Qualcuno pensa che il "potere delle pietre" sia stato molto più concreto e
che i cerchi venissero utilizzati per guarire malattie e infermità per mezzo
di un loro potenziale naturale amplificato sapientemente mediante il loro
posizionamento.
Al di là delle molte ipotesi, quello che è certo è che grazie ad una radicata credenza magico-religiosa il lavoro di edificazione dei recinti sacri
doveva essere considerato come una parte integrante del ciclo vitale stesso
della comunità. Essi potevano servire, infatti, ad ottenere informazioni sul
succedersi del tempo, sull'alternarsi delle stagioni (e dunque sulle scadenze
per i lavori agricoli), sull'awicinarsi di calamità naturali ed erano il
tramite fisico tra il mondo umano e quello degli spiriti degli antenati.
I
sacerdoti/sciamani, mediante accurate osservazioni dei corpi celesti,
posizionarono le pietre in modo preciso, tale da consentirgli di rendere palese
al popolo il loro potere, probabilmente dimostrando di saper controllare o
comunque di poter influire sugli eventi naturali. Possiamo immaginare la
stupita ammirazione che la gente doveva avere per questi "uomini della
magia" in grado di predire l'alternarsi dei cicli stagionali e stabilire
se l'inverno sarebbe stato freddo o se il villaggio avrebbe goduto un buono o
un cattivo raccolto o di guarire gli ammalati o di garantire la fertilità delle
donne.

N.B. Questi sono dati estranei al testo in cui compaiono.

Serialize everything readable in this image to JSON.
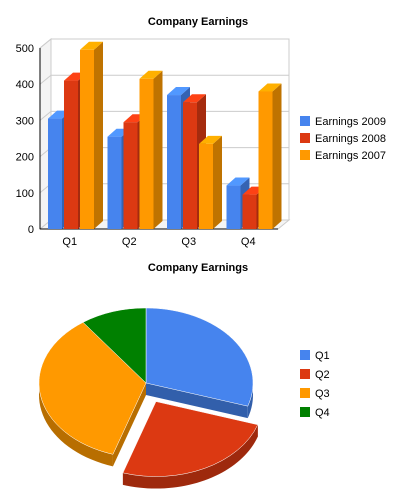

Anche il contesto ambientale in cui questi monumenti vennero eretti
viene spesso dimenticato.
Oggi li troviamo per lo più in mezzo a campi
coltivati, quando non addirittura inglobati all'interno di nuovi complessi
residenziali. Al tempo in cui furono costruiti il territorio era, però, prevalentemente boschivo ed i primi agricoltori/allevatori iniziavano appena a
lottare duramente per aprire spazi alle loro coltivazioni e dovevano difendersi
continuamente dall'assalto di nemici e predatori. I piccoli villaggi erano
protetti da fossati e muri di terra, pietre e legno.
Facevano eccezione
i cerchi di pietra e le pietre erette, per i quali non fu mai necessario alcuna
protezione. Evidentemente era la loro sacralità stessa a difenderli. Essi erano
territorio tabù e nessuno si
sarebbe mai permesso di profanarli per paura di terribili ripercussioni sulla
sua famiglia e sul suo villaggio.
I monumenti
megalitici non sono dunque solo "pietre", come qualcuno dice. Essi
sono derivati dalla combinazione di intuizione, fantasia, conoscenza,
tecnologia, astronomia, geometria, arte, magia e soprannaturale.
Quando visitiamo
questi luoghi cerchiamo dunque di "percepire" lo spirito delle genti
che li costruirono, le loro credenze e capire che, in modo solo apparentemente
diverso da noi, essi non facevano atro che cercare di allontanare la paura dell'ignoto,
di vincere la durezza della vita attraverso una elevazione progressiva verso la
Divinità.
Riflettiamo sui bisogni basilari che l'uomo ha oggi come ieri e
sentiamoci uniti a quei nostri lontani progenitori in un comune senso di
appartenenza al genere umano.
Dimentichiamo la superbia che il mondo moderno ha
erroneamento instillato in noi, riappropriamoci di quel senso di
uomo/natura/divinità patrimonio delle genti antiche. Sediamoci al chiaro di
luna all'interno di un cerchio di pietre e cerchiamo di sentire dentro di noi
la fatica e la sofferenza provata da chi li costruì, i canti di gioia durante
la celebrazione dei riti propiziatori agresti, le nenie funebri accanto alle
pire ardenti.
Alziamo lo sguardo al cielo e rendiamoci conto che è lo stesso di
allora, immutabile nella sua profondità e nella sua ciclicità e perdiamoci in
esso, in quel senso di eterna continuità della vita che solo i luoghi sacri
sono in grado di far percepire.
Nota: una prima stesura di questo articolo è stata pubblicata sulla rivista Clypeus n. 106 – novembre 1998.